Des raisons économiques de la légalisation

Une facture exorbitante et des conséquences inattendues

Toutefois, s’il y a un groupe de gens qui n’y trouve pas son compte, c’est bien les contribuables, dont les taxes et impôts perçus financent la guerre à la drogue. Les coûts engendrés par cette guerre sont faramineux : il faut déployer des enquêteurs pour retrouver les trafiquants (au coût de 20 à 25 milliards (G) $), avoir des policiers bien équipés pour les arrêter car ils sont armés jusqu’aux dents et vont résister à leur arrestation et, enfin, avoir suffisamment de place dans les prisons pour les accueillir. Arrestations reliées à la drogue, par ailleurs, qui s’élèvent à 1,664 M de personnes en 2010 aux ÉU. En France, les lois sur les drogues sont fortement décriées par le sociologue Jean-Michel Costes : « C’est le seul domaine dans lequel un individu est passible d’une peine d’emprisonnement pour un dommage qu’il se fait à lui-même. Peut-on en effet imaginer sur le plan éthique de prévenir et d’agir sur le suicide en mettant en prison ceux qui en commettent des tentatives? » En s’entêtant ainsi à se battre contre les drogues, le gouvernement risque d’engendrer une surpopulation pénitentiaire. C’est un gaspillage éhonté des ressources, qui pourraient être utilisées pour punir des crimes plus graves comme le viol et l’homicide.

Cette obsession carcérale a amené à des conséquences inattendues, dont l’augmentation de la puissance des drogues douces. En effet, comme la sentence dépend de la quantité de drogue saisie, les producteurs rajoutent des substances aux petites quantités qu’ils possèdent afin d’obtenir le même résultat auprès des consommateurs. Par une légalisation ne serait-ce que des drogues douces, le gouvernement pourrait ainsi mieux contrôler leur qualité comme pour l’alcool et le tabac, qui ne sont pas vendus à tous les coins de rue comme le craignent les opposants à la légalisation. En ce moment c’est la jungle, et les drogues sont soit très puissantes, soit coupées avec des produits très dangereux qui peuvent entraîner la mort.

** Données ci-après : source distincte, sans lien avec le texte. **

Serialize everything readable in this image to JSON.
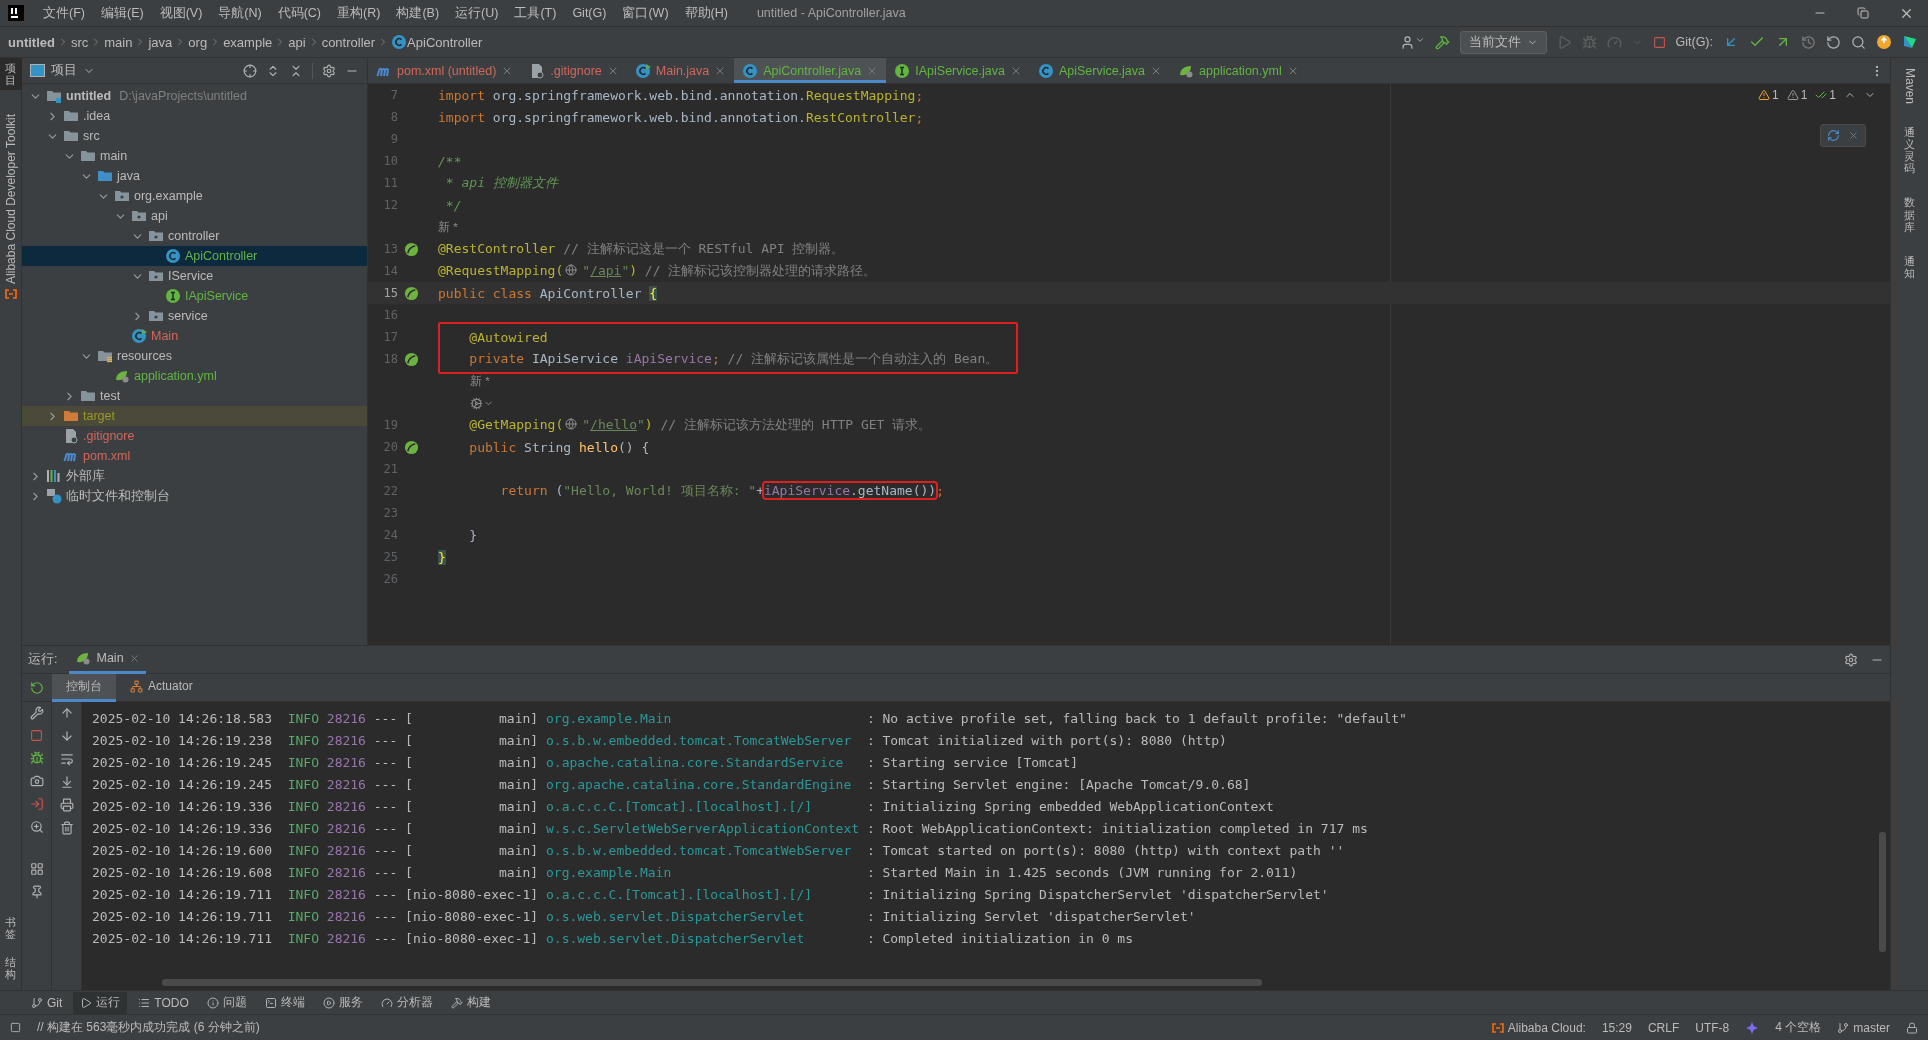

Par ailleurs, les nombreux morts de la guerre à la drogue – quelque 15 000 annuellement aux États-Unis et 55 000 au Mexique depuis que Calderon a lancé sa vaste offensive contre les narcotrafiquants en 2006  –, de meurtre ou de surdose, ne sont pas sans conséquence. Ces perte cause une baisse de la main-d’œuvre dans le pays car les trafiquants ont parfois des emplois ou sont parfois des étudiants, sans oublier les policiers qui meurent « au combat ».

Un échec lamentable

En plus de coûter très cher en argent et en vies humaines, la guerre à la drogue est un échec lamentable quant à son but principal qui est d’éradiquer la drogue. À l’exception du cannabis, toutes les drogues ont connu une diminution de leur prix depuis 30 ans, ce qui suppose une augmentation de l’offre – la demande se porte très bien. En effet, malgré les efforts de répression et le danger d’emprisonnement, 40 % des élèves au lycée aux ÉU avaient admis avoir consommé des drogues illicites, une hausse de 30 % par rapport à il y a 20 ans. Au Canada, 50 % des 16 à 24 ans admettent avoir consommé du cannabis.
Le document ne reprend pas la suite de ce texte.